How would you implement monadic comprehensions? I have some intuition around coroutines
Turned out this was already discovered independently by others. For example, see https://old.arrow-kt.io/docs/patterns/monad_comprehensions/, and https://parsy.readthedocs.io/en/latest/tutorial.html#using-previous-values
The idea is to turn the pyramid of doom
parse_length().bind(lambda length:
parse_data(length).bind(lambda data:
parse_checksum(data).bind(lambda checksum:
return_result( (length, data, checksum) )
)
)
)
into the following coroutine:
@do
def parse_file():
length = yield parse_length() # Note that we are yielding parser functions
data = yield parse_data(length)
checksum = yield parse_checksum(data)
return (length, data, checksum) # Technically this should be boxed in a Parser but we can leave that to `@do`.
where the generator yields parsers, and the @do decorator turns the generator into a parser.
Not too bad I would say, especially when writing generators is only required for advanced usecases.
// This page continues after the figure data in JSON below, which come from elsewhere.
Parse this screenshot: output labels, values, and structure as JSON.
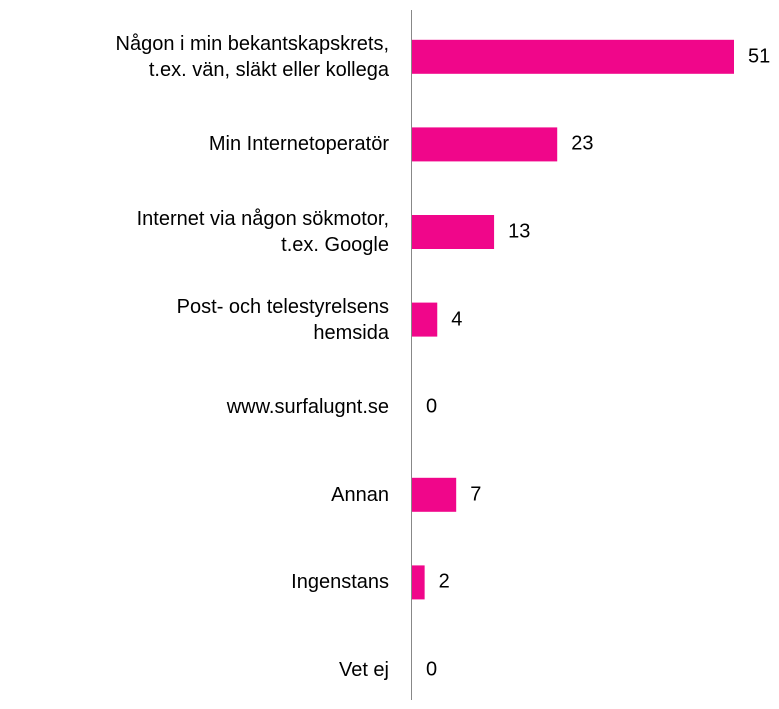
{
  "chart_data": {
    "type": "bar",
    "orientation": "horizontal",
    "categories": [
      "Någon i min bekantskapskrets,\nt.ex. vän, släkt eller kollega",
      "Min Internetoperatör",
      "Internet via någon sökmotor,\nt.ex. Google",
      "Post- och telestyrelsens\nhemsida",
      "www.surfalugnt.se",
      "Annan",
      "Ingenstans",
      "Vet ej"
    ],
    "values": [
      51,
      23,
      13,
      4,
      0,
      7,
      2,
      0
    ],
    "color": "#f0068a"
  }
}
Note that this approach is not required when aggregating results from independent parsers.
How to enter positional information of sub-structures. How would back-tracking work?
I suspect that if we constrain ourselves to strictly monotonically increasing stream positions, i.e. you can "skip" ahead but not jump back, we can avoid infinite loops, while backtracking still makes sense.
Construct is specifically one of the parsers I've used in the past, it falls apart extremely quickly for anything that's a little bit more complex, and it suffers from all the other points I mentioned before too. There's a reason we made cstruct in the first place 😄.
There is no need for publication bias; I think it makes sense to add this to the rationale of cstruct so others can learn what has been tried before, and did not work out. At least, I did not find this in the documentation.
Also, keep in mind that our goal is to create Pythonic interfaces for often not-Pythonic file formats or structures. So we will always need to wrap any sort of parsing into comfortable Python code. And since we're a DFIR/research tool, that means individual components of the file format need to represented in the Python API too.
While the native interface would be something like
parse(main_db_stream, parse_logical_page(17)) # Returns None or a Page
you can wrap this into class(ses).
The problem I guess is how you can continue parsing from the returned page result.
Perhaps this can be solved by letting parse return a tuple with the parse result and the final parser state, but have to think about it.
Maybe you should also take a look at nom: https://github.com/rust-bakery/nom or serde: https://serde.rs.
I think serde operates at a different level of abstraction, where Rust data structures are deserialized from a data format such as JSON or Bincode. Essentially, the data is already parsed from a raw byte stream into a data format, whereas our goal is to parse the raw byte stream.
Nom is like the Rust implementation of what I am aiming for. It is comparable to Haskell's Megaparsec, one the libraries I myself use for parsing text. It is interesting that Nom's primary focus is binary data. Note that I want to "wrap" cstruct parsers for use with this imaginary python parser library.
Now the next challenge will be to investigate if Python's limited expressiveness allows for a readable combining of parsers. For instance, python does not support infix functions.
It does allow operator overloading though. I suppose it is possible to let + sequence parsers, and | denote a choice between to parsers.
It is also a consideration to lean more heavily into the generator approach, which allows writing parsers in a sequential style.
One way to find out is try to translate one of our binary parsers in terms of imaginary parser combinators; I will come back with an example.